Le mois de mai 2026 restera dans les mémoires comme un signal difficile à ignorer. Des températures frôlant les 30°C alors que les calendriers scolaires battent leur plein, des zones de travail inhabitables en milieu de journée, des élus et des dirigeants confrontés à la même injonction : faire quelque chose, vite.
Le réflexe est compréhensible. La climatisation s'est imposée comme la réponse évidente à un problème ressenti immédiatement. Pourtant, avant de signer le moindre devis, une question mérite d'être posée : le bâtiment a-t-il déjà été optimisé pour faire face à la chaleur ?
Dans la grande majorité des cas en Landes et Pays Basque — qu'il s'agisse d'une école des années 1970, d'un entrepôt commercial ou d'une mairie de bourg —, la réponse est non. Et installer une climatisation sur un bâtiment non optimisé, c'est superposer une solution énergivore à un problème structurel non résolu.
Les chiffres parlent d'eux-mêmes : un système de climatisation mal dimensionné ou installé sans travaux préalables peut représenter une surconsommation électrique de 30 à 50 % en été. À cela s'ajoute un effet rebond thermique — les groupes extérieurs rejettent de la chaleur qui aggrave les températures de surface. Et surtout, la dépendance s'installe : chaque été un peu plus chaud exige un équipement un peu plus puissant.
Jouer avec la physique du bâtiment
La bonne nouvelle, c'est que la plupart des bâtiments disposent de ressources naturelles inexploitées. La première d'entre elles est l'inertie thermique.
Une paroi lourde — pierre, béton, brique — met entre dix et quatorze heures à laisser passer la chaleur. Ce qui pénètre dans les murs à 14h ne se ressent à l'intérieur qu'à minuit, voire au petit matin. Pour un bâtiment vide la nuit — une école, une mairie, un commerce fermé —, c'est un bouclier naturel considérable. À condition de ne pas le court-circuiter avec une isolation intérieure mal positionnée, qui couperait le bâtiment de sa propre inertie.
La toiture constitue le deuxième levier prioritaire. Premier poste de gain solaire dans les bâtiments à un seul niveau — qui représentent la majorité du parc tertiaire local —, elle est aussi souvent la plus sous-traitée. Une isolation performante, combinée à une réflexion sur la nature des revêtements, peut réduire significativement les apports solaires directs.
Bloquer le soleil avant qu'il entre
La protection solaire extérieure est le troisième levier — et l'un des plus rentables à l'investissement. Stores extérieurs, volets, débords de toit, végétalisation de façade : l'objectif est de bloquer le rayonnement solaire avant qu'il chauffe la paroi, et non après qu'il soit entré dans le bâtiment.

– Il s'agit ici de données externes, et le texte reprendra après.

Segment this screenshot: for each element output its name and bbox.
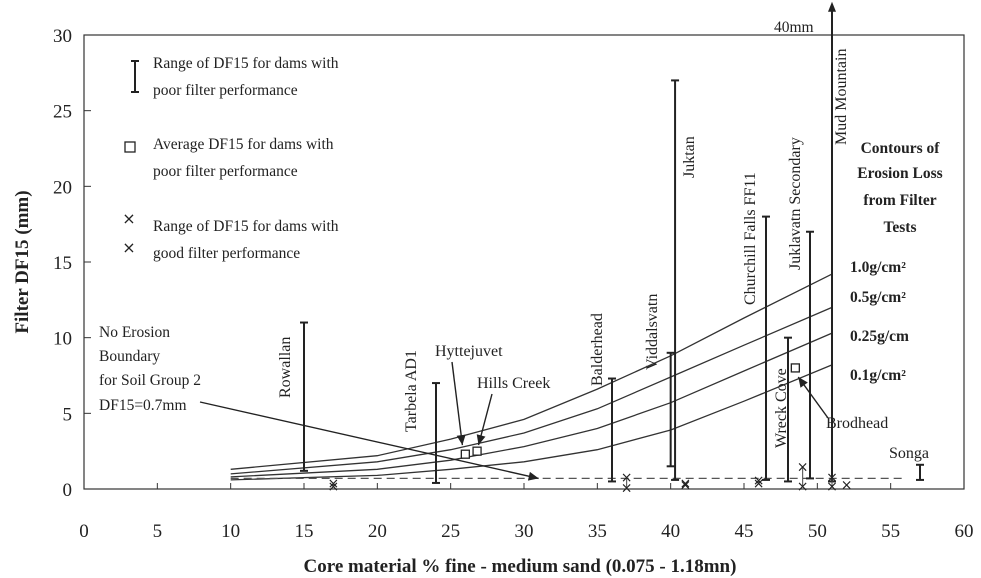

Une protection intérieure — store, rideau, film de vitrage — filtre la chaleur déjà présente mais ne l'empêche pas d'entrer. Son efficacité est structurellement limitée.
Le freecooling : rafraîchir la nuit pour tenir la journée
Le quatrième levier est le freecooling, ou surventilation nocturne. Le principe : utiliser la fraîcheur de la nuit pour pré-refroidir la masse thermique du bâtiment, qui restituera ce stock de froid tout au long de la journée suivante. En ventilation naturelle, cela suppose une gestion manuelle ou une présence. En version mécanique — centrale de traitement d'air ou VMC double flux équipée d'un régulateur —, le processus peut être entièrement automatisé, y compris dans des bâtiments inoccupés la nuit. C'est l'un des leviers les plus efficaces et les plus sous-exploités du parc bâti existant.
Agir maintenant, pas après l'été
Ces quatre approches ne règlent pas tout. Certains bâtiments auront besoin de climatisation. Mais pour beaucoup, une intervention ciblée et bien séquencée permettrait de repousser significativement le seuil d'inconfort — et de retarder, voire d'éviter, un investissement lourd.
Le bon point de départ reste l'audit thermique d'été : non pas pour produire un rapport supplémentaire, mais pour identifier précisément, bâtiment par bâtiment, quels leviers activer en priorité selon le contexte, le budget et les usages. L'été 2026 vient de commencer.
Ce qu'on n'engage pas maintenant, on le subira jusqu'en septembre — avant de recommencer l'an prochain.